Hopbottom - An electric bell has recently been placed at the railroad crossing.
Springville - Mrs. Lemuel Bushnell has been seriously ill with appendicitis. Owing to age and heart weakness, no operation was performed. Mrs. Bushnell is now improving.
Susquehanna - General Manager Stuart has furnished the Erie Hose Co. with rubber hats, coats and boots so that they are now all well equipped for fighting fire. ALSO Ellsworth Englehart was surprised Saturday afternoon by ten of his young friends in honor of his 10th birthday. They left many tokens for their friend and after a delightful luncheon, they departed wishing him many more happy birthdays.
Choconut - Raymond Donnelly and Frank McManus have recovered from the mumps.
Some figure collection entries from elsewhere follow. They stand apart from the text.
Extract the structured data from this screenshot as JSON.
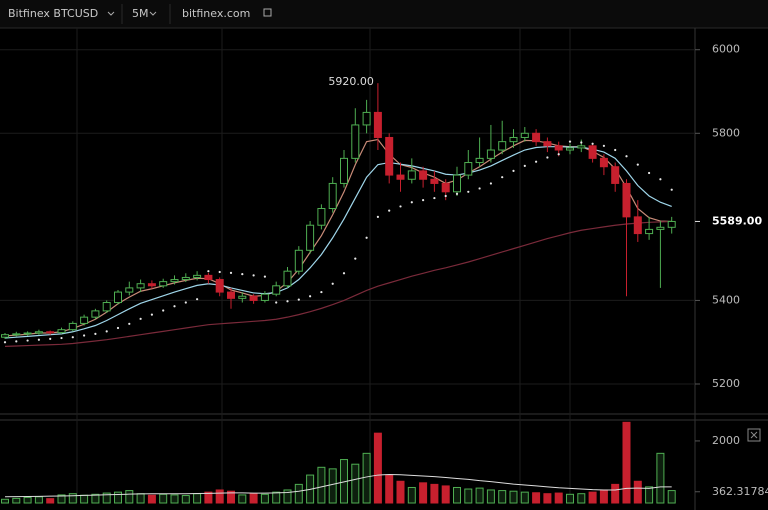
{
  "chart_data": {
    "type": "candlestick",
    "toolbar": {
      "symbol": "Bitfinex BTCUSD",
      "interval": "5M",
      "site": "bitfinex.com"
    },
    "annotation": {
      "value": 5920,
      "label": "5920.00"
    },
    "last_price": {
      "value": 5589,
      "label": "5589.00"
    },
    "ylim": [
      5133,
      6052
    ],
    "yticks": [
      5200,
      5400,
      5800,
      6000
    ],
    "up_color": "#4fae52",
    "down_color": "#c7202e",
    "candles": [
      [
        5312,
        5322,
        5308,
        5318
      ],
      [
        5318,
        5325,
        5314,
        5320
      ],
      [
        5320,
        5326,
        5315,
        5322
      ],
      [
        5322,
        5330,
        5318,
        5325
      ],
      [
        5325,
        5328,
        5318,
        5323
      ],
      [
        5323,
        5335,
        5320,
        5330
      ],
      [
        5330,
        5350,
        5326,
        5345
      ],
      [
        5345,
        5366,
        5340,
        5360
      ],
      [
        5360,
        5380,
        5355,
        5375
      ],
      [
        5375,
        5400,
        5370,
        5395
      ],
      [
        5395,
        5425,
        5390,
        5420
      ],
      [
        5420,
        5445,
        5412,
        5430
      ],
      [
        5430,
        5450,
        5420,
        5440
      ],
      [
        5440,
        5448,
        5428,
        5435
      ],
      [
        5435,
        5452,
        5430,
        5445
      ],
      [
        5445,
        5460,
        5438,
        5450
      ],
      [
        5450,
        5465,
        5444,
        5455
      ],
      [
        5455,
        5470,
        5448,
        5460
      ],
      [
        5460,
        5466,
        5440,
        5450
      ],
      [
        5450,
        5455,
        5410,
        5420
      ],
      [
        5420,
        5430,
        5380,
        5405
      ],
      [
        5405,
        5420,
        5395,
        5410
      ],
      [
        5410,
        5415,
        5392,
        5400
      ],
      [
        5400,
        5422,
        5395,
        5415
      ],
      [
        5415,
        5445,
        5410,
        5435
      ],
      [
        5435,
        5480,
        5430,
        5470
      ],
      [
        5470,
        5530,
        5462,
        5520
      ],
      [
        5520,
        5590,
        5512,
        5580
      ],
      [
        5580,
        5630,
        5570,
        5620
      ],
      [
        5620,
        5695,
        5610,
        5680
      ],
      [
        5680,
        5760,
        5670,
        5740
      ],
      [
        5740,
        5860,
        5730,
        5820
      ],
      [
        5820,
        5880,
        5800,
        5850
      ],
      [
        5850,
        5920,
        5760,
        5790
      ],
      [
        5790,
        5800,
        5680,
        5700
      ],
      [
        5700,
        5730,
        5660,
        5690
      ],
      [
        5690,
        5740,
        5680,
        5710
      ],
      [
        5710,
        5720,
        5670,
        5690
      ],
      [
        5690,
        5710,
        5660,
        5680
      ],
      [
        5680,
        5690,
        5640,
        5660
      ],
      [
        5660,
        5720,
        5650,
        5700
      ],
      [
        5700,
        5760,
        5690,
        5730
      ],
      [
        5730,
        5790,
        5720,
        5740
      ],
      [
        5740,
        5820,
        5730,
        5760
      ],
      [
        5760,
        5830,
        5750,
        5780
      ],
      [
        5780,
        5810,
        5765,
        5790
      ],
      [
        5790,
        5815,
        5780,
        5800
      ],
      [
        5800,
        5810,
        5770,
        5780
      ],
      [
        5780,
        5790,
        5755,
        5770
      ],
      [
        5770,
        5780,
        5745,
        5760
      ],
      [
        5760,
        5775,
        5750,
        5765
      ],
      [
        5765,
        5785,
        5755,
        5770
      ],
      [
        5770,
        5775,
        5730,
        5740
      ],
      [
        5740,
        5750,
        5700,
        5720
      ],
      [
        5720,
        5730,
        5660,
        5680
      ],
      [
        5680,
        5690,
        5410,
        5600
      ],
      [
        5600,
        5640,
        5540,
        5560
      ],
      [
        5560,
        5600,
        5545,
        5570
      ],
      [
        5570,
        5590,
        5430,
        5575
      ],
      [
        5575,
        5600,
        5560,
        5589
      ]
    ],
    "lines": [
      {
        "color": "#c98b78",
        "values": [
          5315,
          5317,
          5319,
          5322,
          5322,
          5325,
          5333,
          5343,
          5355,
          5372,
          5392,
          5408,
          5422,
          5428,
          5435,
          5442,
          5448,
          5453,
          5452,
          5440,
          5425,
          5418,
          5410,
          5412,
          5422,
          5443,
          5475,
          5515,
          5555,
          5605,
          5660,
          5725,
          5780,
          5785,
          5750,
          5725,
          5718,
          5705,
          5695,
          5680,
          5688,
          5705,
          5720,
          5738,
          5755,
          5770,
          5783,
          5782,
          5777,
          5770,
          5768,
          5768,
          5757,
          5742,
          5715,
          5670,
          5620,
          5598,
          5590,
          5589
        ]
      },
      {
        "color": "#9fd6ea",
        "values": [
          5310,
          5312,
          5314,
          5316,
          5318,
          5320,
          5325,
          5332,
          5340,
          5352,
          5366,
          5380,
          5393,
          5402,
          5411,
          5420,
          5428,
          5436,
          5440,
          5437,
          5430,
          5424,
          5418,
          5416,
          5419,
          5430,
          5450,
          5478,
          5510,
          5550,
          5595,
          5645,
          5695,
          5725,
          5730,
          5726,
          5722,
          5716,
          5710,
          5702,
          5700,
          5705,
          5712,
          5722,
          5735,
          5748,
          5760,
          5766,
          5768,
          5768,
          5767,
          5767,
          5762,
          5755,
          5740,
          5710,
          5675,
          5650,
          5635,
          5625
        ]
      },
      {
        "color": "#7a2a3a",
        "values": [
          5290,
          5291,
          5292,
          5293,
          5294,
          5295,
          5297,
          5300,
          5303,
          5306,
          5310,
          5314,
          5318,
          5322,
          5326,
          5330,
          5334,
          5338,
          5342,
          5344,
          5346,
          5348,
          5350,
          5352,
          5355,
          5360,
          5366,
          5373,
          5381,
          5390,
          5400,
          5412,
          5424,
          5434,
          5442,
          5450,
          5458,
          5465,
          5472,
          5478,
          5485,
          5492,
          5500,
          5508,
          5516,
          5524,
          5532,
          5540,
          5548,
          5555,
          5562,
          5568,
          5572,
          5576,
          5580,
          5583,
          5585,
          5587,
          5588,
          5589
        ]
      }
    ],
    "sar": {
      "color": "#e8e8e8",
      "values": [
        5300,
        5302,
        5304,
        5306,
        5308,
        5310,
        5312,
        5316,
        5320,
        5326,
        5334,
        5344,
        5356,
        5366,
        5376,
        5386,
        5395,
        5403,
        5470,
        5468,
        5466,
        5463,
        5460,
        5457,
        5395,
        5398,
        5402,
        5410,
        5420,
        5440,
        5465,
        5500,
        5550,
        5600,
        5615,
        5625,
        5635,
        5640,
        5645,
        5650,
        5655,
        5660,
        5668,
        5680,
        5695,
        5710,
        5722,
        5732,
        5742,
        5750,
        5780,
        5778,
        5775,
        5770,
        5760,
        5745,
        5725,
        5705,
        5690,
        5665
      ]
    },
    "volume": {
      "ylim": [
        0,
        2610
      ],
      "yticks": [
        2000,
        362.31784
      ],
      "values": [
        120,
        150,
        180,
        200,
        140,
        260,
        300,
        250,
        280,
        320,
        350,
        400,
        300,
        250,
        280,
        260,
        240,
        300,
        350,
        420,
        380,
        260,
        300,
        280,
        350,
        420,
        600,
        900,
        1150,
        1100,
        1400,
        1250,
        1600,
        2250,
        900,
        700,
        500,
        650,
        600,
        550,
        500,
        450,
        480,
        420,
        400,
        380,
        350,
        330,
        300,
        320,
        280,
        300,
        350,
        420,
        600,
        2600,
        700,
        520,
        1600,
        400
      ],
      "ma_color": "#dddddd",
      "ma": [
        200,
        205,
        210,
        215,
        220,
        225,
        235,
        245,
        255,
        265,
        275,
        285,
        295,
        300,
        300,
        300,
        300,
        305,
        310,
        320,
        325,
        325,
        320,
        320,
        325,
        340,
        380,
        440,
        520,
        600,
        680,
        760,
        840,
        900,
        920,
        910,
        890,
        870,
        850,
        820,
        790,
        760,
        720,
        690,
        650,
        610,
        580,
        550,
        520,
        490,
        470,
        450,
        430,
        420,
        420,
        470,
        480,
        470,
        520,
        520
      ]
    }
  }
}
Uniondale - Uniondale is a pretty little village and has a great many very nice people; the school, stores and railroad facilities are excellent, with flour and feed mills, wholesale meat markets and last but not least, is its honest, charitable intent. ALSO Miss Mabel Lowery, of Carbondale, has a young ladies’ class of four in Uniondale; she is giving lessons on the violin. Girls, join her class and learn to be a fiddler.
Great Bend - Mathew Gannon, employed as a drill master by the Lackawanna railroad, in the yards at Hallstead, was injured last Wednesday as he was attending to his work along the tracks. Gannon stood watching his drill train slowly advance as it passed he stepped around behind it, and was struck by a Utica engine on the west bound track. He was knocked across the tracks, striking upon his head, and receiving severe cuts abut his face and neck. Dr. A.F. Merrill, the Lackawanna physician, was summoned and dressed the injured. Afterwards he was taken to his home on DuBois street.
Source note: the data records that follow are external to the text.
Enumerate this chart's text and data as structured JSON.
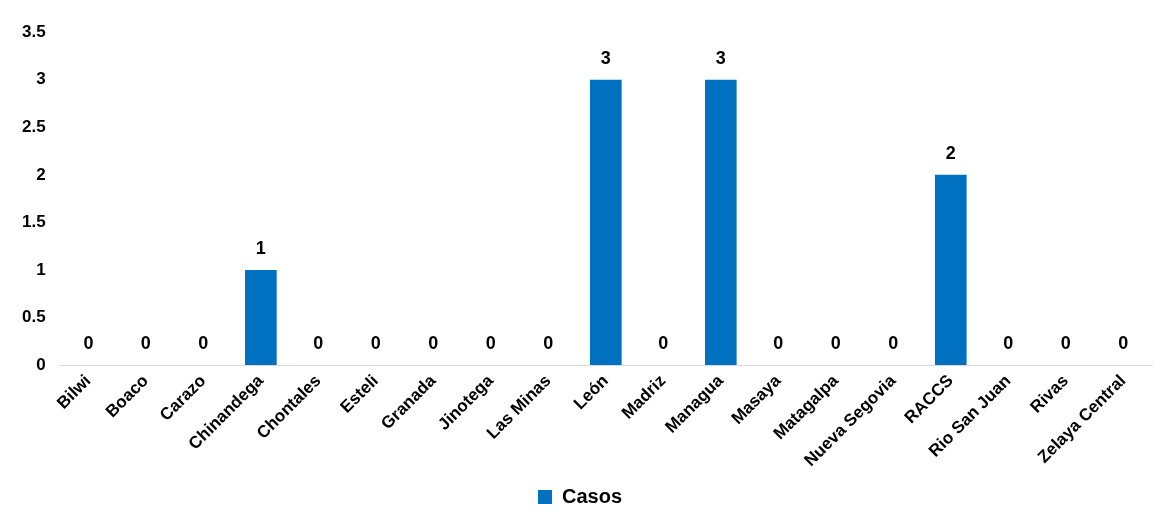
{
  "chart_data": {
    "type": "bar",
    "categories": [
      "Bilwi",
      "Boaco",
      "Carazo",
      "Chinandega",
      "Chontales",
      "Esteli",
      "Granada",
      "Jinotega",
      "Las Minas",
      "León",
      "Madriz",
      "Managua",
      "Masaya",
      "Matagalpa",
      "Nueva Segovia",
      "RACCS",
      "Rio San Juan",
      "Rivas",
      "Zelaya Central"
    ],
    "series": [
      {
        "name": "Casos",
        "color": "#0070c0",
        "values": [
          0,
          0,
          0,
          1,
          0,
          0,
          0,
          0,
          0,
          3,
          0,
          3,
          0,
          0,
          0,
          2,
          0,
          0,
          0
        ]
      }
    ],
    "ylim": [
      0,
      3.5
    ],
    "yticks": [
      0,
      0.5,
      1,
      1.5,
      2,
      2.5,
      3,
      3.5
    ],
    "grid": false,
    "legend": "bottom",
    "data_labels": true
  }
}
Forest City - The iron work for the bridge to go across the Erie railroad, has been unloaded near the site of the proposed bridge, north of the Forest City breaker. It is probable that work on the structure will begin as soon as the weather permits. The Hillside company is building a terra cotta sluiceway on the trestle, from the breaker to the settling tank, to take care of the culm coming from the washery.
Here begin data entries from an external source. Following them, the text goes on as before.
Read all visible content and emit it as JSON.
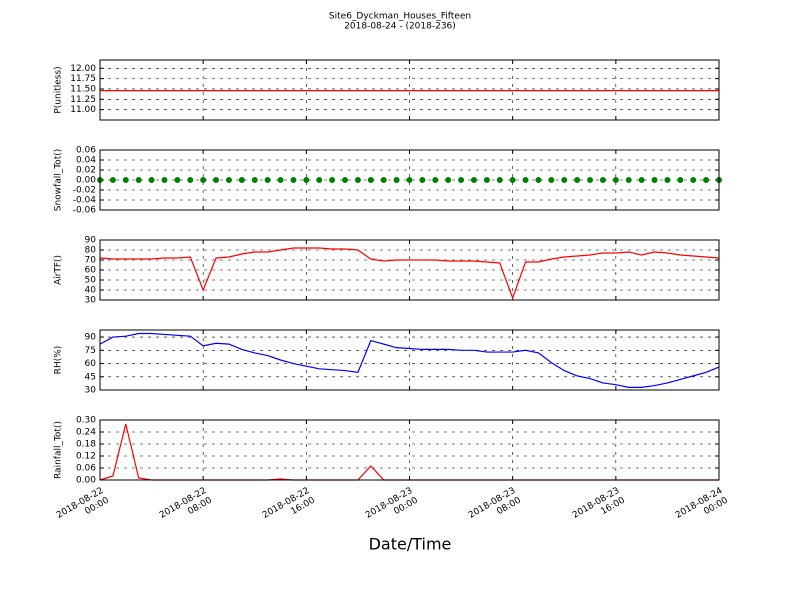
{
  "chart_data": [
    {
      "type": "line",
      "title": "Site6_Dyckman_Houses_Fifteen",
      "subtitle": "2018-08-24 - (2018-236)",
      "ylabel": "P(unitless)",
      "x": [
        "2018-08-22 00:00",
        "2018-08-22 01:00",
        "2018-08-22 02:00",
        "2018-08-22 03:00",
        "2018-08-22 04:00",
        "2018-08-22 05:00",
        "2018-08-22 06:00",
        "2018-08-22 07:00",
        "2018-08-22 08:00",
        "2018-08-22 09:00",
        "2018-08-22 10:00",
        "2018-08-22 11:00",
        "2018-08-22 12:00",
        "2018-08-22 13:00",
        "2018-08-22 14:00",
        "2018-08-22 15:00",
        "2018-08-22 16:00",
        "2018-08-22 17:00",
        "2018-08-22 18:00",
        "2018-08-22 19:00",
        "2018-08-22 20:00",
        "2018-08-22 21:00",
        "2018-08-22 22:00",
        "2018-08-22 23:00",
        "2018-08-23 00:00",
        "2018-08-23 01:00",
        "2018-08-23 02:00",
        "2018-08-23 03:00",
        "2018-08-23 04:00",
        "2018-08-23 05:00",
        "2018-08-23 06:00",
        "2018-08-23 07:00",
        "2018-08-23 08:00",
        "2018-08-23 09:00",
        "2018-08-23 10:00",
        "2018-08-23 11:00",
        "2018-08-23 12:00",
        "2018-08-23 13:00",
        "2018-08-23 14:00",
        "2018-08-23 15:00",
        "2018-08-23 16:00",
        "2018-08-23 17:00",
        "2018-08-23 18:00",
        "2018-08-23 19:00",
        "2018-08-23 20:00",
        "2018-08-23 21:00",
        "2018-08-23 22:00",
        "2018-08-23 23:00",
        "2018-08-24 00:00"
      ],
      "xlim": [
        "2018-08-22 00:00",
        "2018-08-24 00:00"
      ],
      "series": [
        {
          "color": "#ff0000",
          "values": [
            11.46,
            11.46,
            11.46,
            11.46,
            11.46,
            11.46,
            11.46,
            11.46,
            11.46,
            11.46,
            11.46,
            11.46,
            11.46,
            11.46,
            11.46,
            11.46,
            11.46,
            11.46,
            11.46,
            11.46,
            11.46,
            11.46,
            11.46,
            11.46,
            11.46,
            11.46,
            11.46,
            11.46,
            11.46,
            11.46,
            11.46,
            11.46,
            11.46,
            11.46,
            11.46,
            11.46,
            11.46,
            11.46,
            11.46,
            11.46,
            11.46,
            11.46,
            11.46,
            11.46,
            11.46,
            11.46,
            11.46,
            11.46,
            11.46
          ]
        }
      ],
      "ylim": [
        10.75,
        12.2
      ],
      "yticks": [
        {
          "value": 11.0,
          "label": "11.00"
        },
        {
          "value": 11.25,
          "label": "11.25"
        },
        {
          "value": 11.5,
          "label": "11.50"
        },
        {
          "value": 11.75,
          "label": "11.75"
        },
        {
          "value": 12.0,
          "label": "12.00"
        }
      ],
      "grid": true
    },
    {
      "type": "scatter",
      "ylabel": "Snowfall_Tot()",
      "x": [
        "2018-08-22 00:00",
        "2018-08-22 01:00",
        "2018-08-22 02:00",
        "2018-08-22 03:00",
        "2018-08-22 04:00",
        "2018-08-22 05:00",
        "2018-08-22 06:00",
        "2018-08-22 07:00",
        "2018-08-22 08:00",
        "2018-08-22 09:00",
        "2018-08-22 10:00",
        "2018-08-22 11:00",
        "2018-08-22 12:00",
        "2018-08-22 13:00",
        "2018-08-22 14:00",
        "2018-08-22 15:00",
        "2018-08-22 16:00",
        "2018-08-22 17:00",
        "2018-08-22 18:00",
        "2018-08-22 19:00",
        "2018-08-22 20:00",
        "2018-08-22 21:00",
        "2018-08-22 22:00",
        "2018-08-22 23:00",
        "2018-08-23 00:00",
        "2018-08-23 01:00",
        "2018-08-23 02:00",
        "2018-08-23 03:00",
        "2018-08-23 04:00",
        "2018-08-23 05:00",
        "2018-08-23 06:00",
        "2018-08-23 07:00",
        "2018-08-23 08:00",
        "2018-08-23 09:00",
        "2018-08-23 10:00",
        "2018-08-23 11:00",
        "2018-08-23 12:00",
        "2018-08-23 13:00",
        "2018-08-23 14:00",
        "2018-08-23 15:00",
        "2018-08-23 16:00",
        "2018-08-23 17:00",
        "2018-08-23 18:00",
        "2018-08-23 19:00",
        "2018-08-23 20:00",
        "2018-08-23 21:00",
        "2018-08-23 22:00",
        "2018-08-23 23:00",
        "2018-08-24 00:00"
      ],
      "xlim": [
        "2018-08-22 00:00",
        "2018-08-24 00:00"
      ],
      "series": [
        {
          "color": "#008000",
          "values": [
            0,
            0,
            0,
            0,
            0,
            0,
            0,
            0,
            0,
            0,
            0,
            0,
            0,
            0,
            0,
            0,
            0,
            0,
            0,
            0,
            0,
            0,
            0,
            0,
            0,
            0,
            0,
            0,
            0,
            0,
            0,
            0,
            0,
            0,
            0,
            0,
            0,
            0,
            0,
            0,
            0,
            0,
            0,
            0,
            0,
            0,
            0,
            0,
            0
          ]
        }
      ],
      "ylim": [
        -0.06,
        0.06
      ],
      "yticks": [
        {
          "value": -0.06,
          "label": "-0.06"
        },
        {
          "value": -0.04,
          "label": "-0.04"
        },
        {
          "value": -0.02,
          "label": "-0.02"
        },
        {
          "value": 0,
          "label": "0.00"
        },
        {
          "value": 0.02,
          "label": "0.02"
        },
        {
          "value": 0.04,
          "label": "0.04"
        },
        {
          "value": 0.06,
          "label": "0.06"
        }
      ],
      "grid": true
    },
    {
      "type": "line",
      "ylabel": "AirTF()",
      "x": [
        "2018-08-22 00:00",
        "2018-08-22 01:00",
        "2018-08-22 02:00",
        "2018-08-22 03:00",
        "2018-08-22 04:00",
        "2018-08-22 05:00",
        "2018-08-22 06:00",
        "2018-08-22 07:00",
        "2018-08-22 08:00",
        "2018-08-22 09:00",
        "2018-08-22 10:00",
        "2018-08-22 11:00",
        "2018-08-22 12:00",
        "2018-08-22 13:00",
        "2018-08-22 14:00",
        "2018-08-22 15:00",
        "2018-08-22 16:00",
        "2018-08-22 17:00",
        "2018-08-22 18:00",
        "2018-08-22 19:00",
        "2018-08-22 20:00",
        "2018-08-22 21:00",
        "2018-08-22 22:00",
        "2018-08-22 23:00",
        "2018-08-23 00:00",
        "2018-08-23 01:00",
        "2018-08-23 02:00",
        "2018-08-23 03:00",
        "2018-08-23 04:00",
        "2018-08-23 05:00",
        "2018-08-23 06:00",
        "2018-08-23 07:00",
        "2018-08-23 08:00",
        "2018-08-23 09:00",
        "2018-08-23 10:00",
        "2018-08-23 11:00",
        "2018-08-23 12:00",
        "2018-08-23 13:00",
        "2018-08-23 14:00",
        "2018-08-23 15:00",
        "2018-08-23 16:00",
        "2018-08-23 17:00",
        "2018-08-23 18:00",
        "2018-08-23 19:00",
        "2018-08-23 20:00",
        "2018-08-23 21:00",
        "2018-08-23 22:00",
        "2018-08-23 23:00",
        "2018-08-24 00:00"
      ],
      "xlim": [
        "2018-08-22 00:00",
        "2018-08-24 00:00"
      ],
      "series": [
        {
          "color": "#ff0000",
          "values": [
            72,
            71,
            71,
            71,
            71,
            72,
            72,
            73,
            40,
            72,
            73,
            76,
            78,
            78,
            80,
            82,
            82,
            82,
            81,
            81,
            80,
            71,
            69,
            70,
            70,
            70,
            70,
            69,
            69,
            69,
            68,
            67,
            32,
            68,
            68,
            71,
            73,
            74,
            75,
            77,
            77,
            78,
            75,
            78,
            77,
            75,
            74,
            73,
            72
          ]
        }
      ],
      "ylim": [
        30,
        90
      ],
      "yticks": [
        30,
        40,
        50,
        60,
        70,
        80,
        90
      ],
      "grid": true
    },
    {
      "type": "line",
      "ylabel": "RH(%)",
      "x": [
        "2018-08-22 00:00",
        "2018-08-22 01:00",
        "2018-08-22 02:00",
        "2018-08-22 03:00",
        "2018-08-22 04:00",
        "2018-08-22 05:00",
        "2018-08-22 06:00",
        "2018-08-22 07:00",
        "2018-08-22 08:00",
        "2018-08-22 09:00",
        "2018-08-22 10:00",
        "2018-08-22 11:00",
        "2018-08-22 12:00",
        "2018-08-22 13:00",
        "2018-08-22 14:00",
        "2018-08-22 15:00",
        "2018-08-22 16:00",
        "2018-08-22 17:00",
        "2018-08-22 18:00",
        "2018-08-22 19:00",
        "2018-08-22 20:00",
        "2018-08-22 21:00",
        "2018-08-22 22:00",
        "2018-08-22 23:00",
        "2018-08-23 00:00",
        "2018-08-23 01:00",
        "2018-08-23 02:00",
        "2018-08-23 03:00",
        "2018-08-23 04:00",
        "2018-08-23 05:00",
        "2018-08-23 06:00",
        "2018-08-23 07:00",
        "2018-08-23 08:00",
        "2018-08-23 09:00",
        "2018-08-23 10:00",
        "2018-08-23 11:00",
        "2018-08-23 12:00",
        "2018-08-23 13:00",
        "2018-08-23 14:00",
        "2018-08-23 15:00",
        "2018-08-23 16:00",
        "2018-08-23 17:00",
        "2018-08-23 18:00",
        "2018-08-23 19:00",
        "2018-08-23 20:00",
        "2018-08-23 21:00",
        "2018-08-23 22:00",
        "2018-08-23 23:00",
        "2018-08-24 00:00"
      ],
      "xlim": [
        "2018-08-22 00:00",
        "2018-08-24 00:00"
      ],
      "series": [
        {
          "color": "#0000ff",
          "values": [
            82,
            90,
            91,
            94,
            94,
            93,
            92,
            91,
            80,
            83,
            82,
            76,
            72,
            69,
            64,
            60,
            57,
            54,
            53,
            52,
            50,
            86,
            82,
            78,
            77,
            76,
            76,
            76,
            75,
            75,
            73,
            73,
            73,
            75,
            72,
            61,
            52,
            46,
            43,
            38,
            36,
            33,
            33,
            35,
            38,
            42,
            46,
            50,
            56
          ]
        }
      ],
      "ylim": [
        30,
        98
      ],
      "yticks": [
        30,
        45,
        60,
        75,
        90
      ],
      "grid": true
    },
    {
      "type": "line",
      "ylabel": "Rainfall_Tot()",
      "xlabel": "Date/Time",
      "x": [
        "2018-08-22 00:00",
        "2018-08-22 01:00",
        "2018-08-22 02:00",
        "2018-08-22 03:00",
        "2018-08-22 04:00",
        "2018-08-22 05:00",
        "2018-08-22 06:00",
        "2018-08-22 07:00",
        "2018-08-22 08:00",
        "2018-08-22 09:00",
        "2018-08-22 10:00",
        "2018-08-22 11:00",
        "2018-08-22 12:00",
        "2018-08-22 13:00",
        "2018-08-22 14:00",
        "2018-08-22 15:00",
        "2018-08-22 16:00",
        "2018-08-22 17:00",
        "2018-08-22 18:00",
        "2018-08-22 19:00",
        "2018-08-22 20:00",
        "2018-08-22 21:00",
        "2018-08-22 22:00",
        "2018-08-22 23:00",
        "2018-08-23 00:00",
        "2018-08-23 01:00",
        "2018-08-23 02:00",
        "2018-08-23 03:00",
        "2018-08-23 04:00",
        "2018-08-23 05:00",
        "2018-08-23 06:00",
        "2018-08-23 07:00",
        "2018-08-23 08:00",
        "2018-08-23 09:00",
        "2018-08-23 10:00",
        "2018-08-23 11:00",
        "2018-08-23 12:00",
        "2018-08-23 13:00",
        "2018-08-23 14:00",
        "2018-08-23 15:00",
        "2018-08-23 16:00",
        "2018-08-23 17:00",
        "2018-08-23 18:00",
        "2018-08-23 19:00",
        "2018-08-23 20:00",
        "2018-08-23 21:00",
        "2018-08-23 22:00",
        "2018-08-23 23:00",
        "2018-08-24 00:00"
      ],
      "xlim": [
        "2018-08-22 00:00",
        "2018-08-24 00:00"
      ],
      "series": [
        {
          "color": "#ff0000",
          "values": [
            0,
            0.02,
            0.28,
            0.01,
            0,
            0,
            0,
            0,
            0,
            0,
            0,
            0,
            0,
            0,
            0.005,
            0,
            0,
            0,
            0,
            0,
            0,
            0.07,
            0,
            0,
            0,
            0,
            0,
            0,
            0,
            0,
            0,
            0,
            0,
            0,
            0,
            0,
            0,
            0,
            0,
            0,
            0,
            0,
            0,
            0,
            0,
            0,
            0,
            0,
            0
          ]
        }
      ],
      "ylim": [
        0,
        0.3
      ],
      "yticks": [
        {
          "value": 0,
          "label": "0.00"
        },
        {
          "value": 0.06,
          "label": "0.06"
        },
        {
          "value": 0.12,
          "label": "0.12"
        },
        {
          "value": 0.18,
          "label": "0.18"
        },
        {
          "value": 0.24,
          "label": "0.24"
        },
        {
          "value": 0.3,
          "label": "0.30"
        }
      ],
      "xticks": [
        {
          "value": "2018-08-22 00:00",
          "label": "2018-08-22\n00:00"
        },
        {
          "value": "2018-08-22 08:00",
          "label": "2018-08-22\n08:00"
        },
        {
          "value": "2018-08-22 16:00",
          "label": "2018-08-22\n16:00"
        },
        {
          "value": "2018-08-23 00:00",
          "label": "2018-08-23\n00:00"
        },
        {
          "value": "2018-08-23 08:00",
          "label": "2018-08-23\n08:00"
        },
        {
          "value": "2018-08-23 16:00",
          "label": "2018-08-23\n16:00"
        },
        {
          "value": "2018-08-24 00:00",
          "label": "2018-08-24\n00:00"
        }
      ],
      "grid": true
    }
  ]
}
Montrose - A very fierce blaze, starting in the old canning factory building, Saturday morning at about 1:30, quickly reduced it to ashes and destroyed the residence of Miss Anna Burns, just east, and barns belonging to D.V. Gardiner and Mrs. Dora Lathrop, across the street to the north. Those early on the scene found the old canning factory a seething mass of flames, burning with a roar which could be heard all over town. They also saw the fire communicated to the residence owned by Miss Anna Burns, and the two barns. All this occurred in a very few minutes, before the fire companies had time had time to reach the scene, and the situation looked extremely grave, because of the possibility of the fire spreading through town. In the south--east corner of the factory building was a machine shop, including a trip hammer and forge, operated by Messrs. Floyd Andre and Maurice Catlin. Their lease expires soon and they were working nights to close out their stock of iron and it is supposed that the fire caught from the forge.